Vacía todo antes de pasar la ropa a la secadora o al tendedero.

Sacúdelas antes de tender

Cuando termine el ciclo, abre completamente cada funda.

Dale unas sacudidas.

Estira suavemente las costuras y las esquinas.

Después tiéndela de forma que pueda circular el aire por ambas caras.

Esto también ayuda a reducir algunas arrugas.

Si utilizas secadora

Comprueba primero que el tejido sea apto.

Las fundas también pueden atrapar prendas pequeñas durante el secado, por lo que conviene revisar su interior antes y después.

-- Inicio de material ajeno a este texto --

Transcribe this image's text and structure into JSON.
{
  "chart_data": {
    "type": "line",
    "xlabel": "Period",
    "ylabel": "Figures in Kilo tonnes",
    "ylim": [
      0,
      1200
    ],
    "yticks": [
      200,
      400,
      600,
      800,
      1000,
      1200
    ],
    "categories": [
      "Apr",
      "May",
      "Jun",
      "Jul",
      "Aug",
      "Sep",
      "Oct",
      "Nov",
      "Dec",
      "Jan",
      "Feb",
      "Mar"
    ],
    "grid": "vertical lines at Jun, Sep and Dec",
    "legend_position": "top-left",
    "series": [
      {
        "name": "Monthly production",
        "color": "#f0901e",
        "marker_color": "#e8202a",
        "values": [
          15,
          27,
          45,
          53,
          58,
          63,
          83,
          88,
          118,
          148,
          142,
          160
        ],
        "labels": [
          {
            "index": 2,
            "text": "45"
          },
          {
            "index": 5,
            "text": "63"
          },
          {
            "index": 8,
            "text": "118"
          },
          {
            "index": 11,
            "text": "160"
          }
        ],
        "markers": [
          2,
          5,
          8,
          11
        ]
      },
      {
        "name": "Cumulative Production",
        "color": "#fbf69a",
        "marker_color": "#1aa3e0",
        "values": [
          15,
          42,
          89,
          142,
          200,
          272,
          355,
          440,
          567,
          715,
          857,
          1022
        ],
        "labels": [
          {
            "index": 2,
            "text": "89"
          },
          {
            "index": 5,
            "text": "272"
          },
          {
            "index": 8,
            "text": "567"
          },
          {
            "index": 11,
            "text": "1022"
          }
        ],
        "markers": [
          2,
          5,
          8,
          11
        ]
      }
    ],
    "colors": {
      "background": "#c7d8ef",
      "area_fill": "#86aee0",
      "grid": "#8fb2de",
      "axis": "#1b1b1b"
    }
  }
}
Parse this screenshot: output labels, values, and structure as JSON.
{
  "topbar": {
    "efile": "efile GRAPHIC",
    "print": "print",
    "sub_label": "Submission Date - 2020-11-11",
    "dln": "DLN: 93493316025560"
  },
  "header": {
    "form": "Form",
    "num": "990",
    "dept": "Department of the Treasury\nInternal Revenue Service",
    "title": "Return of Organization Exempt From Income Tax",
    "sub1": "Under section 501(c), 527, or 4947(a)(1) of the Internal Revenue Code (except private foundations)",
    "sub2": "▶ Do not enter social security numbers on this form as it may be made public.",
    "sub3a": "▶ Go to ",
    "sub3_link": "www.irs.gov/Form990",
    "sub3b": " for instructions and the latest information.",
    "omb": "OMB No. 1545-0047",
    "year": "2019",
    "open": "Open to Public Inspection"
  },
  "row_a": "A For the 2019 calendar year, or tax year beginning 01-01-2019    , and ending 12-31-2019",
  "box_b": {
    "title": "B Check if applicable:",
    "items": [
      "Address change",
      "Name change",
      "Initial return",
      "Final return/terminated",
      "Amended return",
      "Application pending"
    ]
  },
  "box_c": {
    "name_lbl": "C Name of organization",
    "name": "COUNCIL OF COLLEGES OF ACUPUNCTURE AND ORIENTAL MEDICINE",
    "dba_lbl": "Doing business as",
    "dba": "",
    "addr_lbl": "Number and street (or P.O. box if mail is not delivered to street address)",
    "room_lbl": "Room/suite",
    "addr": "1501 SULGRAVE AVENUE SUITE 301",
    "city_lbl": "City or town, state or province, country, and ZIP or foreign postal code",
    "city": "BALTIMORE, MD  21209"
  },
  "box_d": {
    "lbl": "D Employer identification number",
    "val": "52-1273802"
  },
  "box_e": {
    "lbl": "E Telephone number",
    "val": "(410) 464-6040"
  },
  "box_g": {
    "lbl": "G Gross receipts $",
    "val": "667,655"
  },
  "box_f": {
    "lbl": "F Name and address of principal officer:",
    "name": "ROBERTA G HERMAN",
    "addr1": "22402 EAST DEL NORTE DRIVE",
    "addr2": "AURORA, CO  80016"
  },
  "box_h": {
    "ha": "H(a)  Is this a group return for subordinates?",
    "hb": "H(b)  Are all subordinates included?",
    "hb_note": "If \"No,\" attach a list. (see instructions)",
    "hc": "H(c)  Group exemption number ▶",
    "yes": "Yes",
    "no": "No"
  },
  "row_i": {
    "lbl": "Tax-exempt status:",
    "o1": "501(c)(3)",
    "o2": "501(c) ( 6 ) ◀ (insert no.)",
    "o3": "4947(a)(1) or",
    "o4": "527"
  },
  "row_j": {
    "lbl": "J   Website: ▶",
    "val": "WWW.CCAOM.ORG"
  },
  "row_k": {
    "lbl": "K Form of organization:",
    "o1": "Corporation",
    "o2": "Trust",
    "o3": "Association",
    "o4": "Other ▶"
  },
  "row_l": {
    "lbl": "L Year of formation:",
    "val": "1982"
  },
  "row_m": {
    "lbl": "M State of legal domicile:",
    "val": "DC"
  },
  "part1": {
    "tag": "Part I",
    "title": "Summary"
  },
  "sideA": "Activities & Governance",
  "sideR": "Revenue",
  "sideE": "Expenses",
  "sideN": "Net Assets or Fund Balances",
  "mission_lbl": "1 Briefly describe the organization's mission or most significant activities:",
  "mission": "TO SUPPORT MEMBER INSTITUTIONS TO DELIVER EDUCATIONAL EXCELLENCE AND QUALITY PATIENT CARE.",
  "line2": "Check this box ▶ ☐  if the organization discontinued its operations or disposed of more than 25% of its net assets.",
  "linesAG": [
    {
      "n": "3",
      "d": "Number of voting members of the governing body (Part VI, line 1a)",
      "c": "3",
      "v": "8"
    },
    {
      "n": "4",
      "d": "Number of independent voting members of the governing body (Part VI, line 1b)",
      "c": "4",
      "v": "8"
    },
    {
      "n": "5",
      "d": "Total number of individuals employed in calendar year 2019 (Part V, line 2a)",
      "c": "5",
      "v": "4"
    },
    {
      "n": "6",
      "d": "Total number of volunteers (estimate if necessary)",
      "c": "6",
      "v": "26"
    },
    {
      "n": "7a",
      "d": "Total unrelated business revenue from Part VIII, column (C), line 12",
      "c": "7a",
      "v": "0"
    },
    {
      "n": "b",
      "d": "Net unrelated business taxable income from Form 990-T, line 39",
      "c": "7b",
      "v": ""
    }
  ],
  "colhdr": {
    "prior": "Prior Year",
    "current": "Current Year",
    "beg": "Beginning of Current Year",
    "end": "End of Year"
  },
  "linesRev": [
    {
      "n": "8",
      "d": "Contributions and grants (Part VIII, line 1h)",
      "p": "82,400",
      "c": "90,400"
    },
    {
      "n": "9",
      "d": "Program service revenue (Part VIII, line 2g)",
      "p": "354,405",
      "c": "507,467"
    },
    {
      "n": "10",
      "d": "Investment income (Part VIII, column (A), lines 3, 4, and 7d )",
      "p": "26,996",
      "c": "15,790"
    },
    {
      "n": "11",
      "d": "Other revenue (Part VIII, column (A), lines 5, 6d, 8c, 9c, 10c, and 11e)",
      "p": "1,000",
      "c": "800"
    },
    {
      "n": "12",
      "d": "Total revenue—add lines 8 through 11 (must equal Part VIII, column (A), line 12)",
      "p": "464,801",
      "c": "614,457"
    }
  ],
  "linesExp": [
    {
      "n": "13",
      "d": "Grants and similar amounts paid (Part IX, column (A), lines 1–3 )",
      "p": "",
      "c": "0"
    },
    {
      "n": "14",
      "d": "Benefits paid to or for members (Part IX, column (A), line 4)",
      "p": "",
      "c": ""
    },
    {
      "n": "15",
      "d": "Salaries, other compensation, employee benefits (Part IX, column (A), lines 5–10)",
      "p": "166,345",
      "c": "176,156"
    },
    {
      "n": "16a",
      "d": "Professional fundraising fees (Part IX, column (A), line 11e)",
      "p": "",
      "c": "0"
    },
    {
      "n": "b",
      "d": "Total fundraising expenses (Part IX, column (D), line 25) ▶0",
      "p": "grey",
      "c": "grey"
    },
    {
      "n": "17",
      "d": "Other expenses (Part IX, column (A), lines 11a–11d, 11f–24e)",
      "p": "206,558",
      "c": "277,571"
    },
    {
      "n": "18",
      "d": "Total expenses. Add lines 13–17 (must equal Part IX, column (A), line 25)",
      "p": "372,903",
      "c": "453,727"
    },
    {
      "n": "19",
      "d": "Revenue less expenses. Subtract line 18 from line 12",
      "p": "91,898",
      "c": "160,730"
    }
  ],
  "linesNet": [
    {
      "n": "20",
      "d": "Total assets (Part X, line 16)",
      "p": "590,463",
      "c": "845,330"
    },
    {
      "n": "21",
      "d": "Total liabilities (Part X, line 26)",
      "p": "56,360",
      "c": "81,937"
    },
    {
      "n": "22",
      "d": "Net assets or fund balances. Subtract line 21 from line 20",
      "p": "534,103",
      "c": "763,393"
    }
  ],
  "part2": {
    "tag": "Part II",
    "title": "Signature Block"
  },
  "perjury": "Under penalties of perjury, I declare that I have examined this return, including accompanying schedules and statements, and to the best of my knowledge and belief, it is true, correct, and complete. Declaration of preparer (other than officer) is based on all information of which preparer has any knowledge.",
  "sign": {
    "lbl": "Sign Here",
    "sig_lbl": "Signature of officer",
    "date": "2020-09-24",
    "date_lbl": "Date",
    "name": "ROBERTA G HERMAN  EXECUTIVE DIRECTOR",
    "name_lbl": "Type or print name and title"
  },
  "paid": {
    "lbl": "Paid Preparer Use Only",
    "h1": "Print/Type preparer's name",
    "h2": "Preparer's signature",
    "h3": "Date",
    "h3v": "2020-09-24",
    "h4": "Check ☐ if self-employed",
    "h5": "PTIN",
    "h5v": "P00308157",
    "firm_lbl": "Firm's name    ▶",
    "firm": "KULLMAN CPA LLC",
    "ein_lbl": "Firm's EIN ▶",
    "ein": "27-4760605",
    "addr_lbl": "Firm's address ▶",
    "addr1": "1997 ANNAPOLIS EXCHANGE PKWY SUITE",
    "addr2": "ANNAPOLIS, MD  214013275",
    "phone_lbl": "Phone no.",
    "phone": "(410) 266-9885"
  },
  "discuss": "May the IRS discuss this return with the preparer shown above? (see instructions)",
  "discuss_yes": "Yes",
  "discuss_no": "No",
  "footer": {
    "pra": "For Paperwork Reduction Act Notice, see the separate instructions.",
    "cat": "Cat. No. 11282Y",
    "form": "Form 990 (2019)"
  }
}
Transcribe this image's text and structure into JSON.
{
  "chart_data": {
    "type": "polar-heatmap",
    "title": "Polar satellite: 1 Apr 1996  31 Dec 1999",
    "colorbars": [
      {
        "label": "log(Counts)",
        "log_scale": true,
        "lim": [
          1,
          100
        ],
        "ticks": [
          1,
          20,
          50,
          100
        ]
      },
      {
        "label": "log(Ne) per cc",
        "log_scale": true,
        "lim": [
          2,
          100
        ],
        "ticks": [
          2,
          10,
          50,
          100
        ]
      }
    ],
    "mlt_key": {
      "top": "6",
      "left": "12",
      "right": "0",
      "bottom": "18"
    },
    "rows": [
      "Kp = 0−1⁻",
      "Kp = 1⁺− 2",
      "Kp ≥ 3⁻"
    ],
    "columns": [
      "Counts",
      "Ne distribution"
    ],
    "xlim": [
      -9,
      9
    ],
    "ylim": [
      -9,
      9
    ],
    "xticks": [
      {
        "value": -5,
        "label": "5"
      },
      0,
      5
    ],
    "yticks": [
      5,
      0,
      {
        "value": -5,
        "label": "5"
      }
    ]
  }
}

No sobrecargues la secadora y utiliza el programa indicado para el material.

Una bolsa de lavado no siempre es necesaria

No necesitas meter cada funda de almohada dentro de otra bolsa.

Eso puede ser contraproducente si limita demasiado su movimiento.

Las bolsas de malla resultan más útiles para mantener controladas las prendas pequeñas que podrían entrar en las fundas.

Errores que conviene evitar

  • Introducir todas las fundas formando una bola.
  • Sobrecargar el tambor.
  • Mezclar multitud de calcetines sueltos con ropa de cama.
  • Cerrar fundas con imperdibles improvisados.
  • Hacer nudos en las aberturas.
  • Ignorar botones flojos o cremalleras dañadas.
  • No revisar el interior de las fundas al terminar.
  • Pasarlas directamente a la secadora con otras prendas atrapadas dentro.
  • Ignorar las instrucciones de lavado de la etiqueta.

El método resumido

Antes de poner las fundas en la lavadora:

sepáralas y extiéndelas → coloca correctamente la solapa interior si la tienen → utiliza su cierre propio cuando corresponda → mete las prendas pequeñas en una bolsa de malla si suelen quedar atrapadas → evita sobrecargar el tambor → lava con textiles compatibles.

Al terminar:

revisa el interior → vuelve a ponerlas del derecho si es necesario → sacúdelas → tiéndelas abiertas.

No existe una forma de impedir al cien por cien que una funda se invierta durante todos los movimientos del tambor. Pero reducir su abertura efectiva, controlar las prendas pequeñas y dejar suficiente espacio dentro de la lavadora puede hacer que ocurra con mucha menos frecuencia.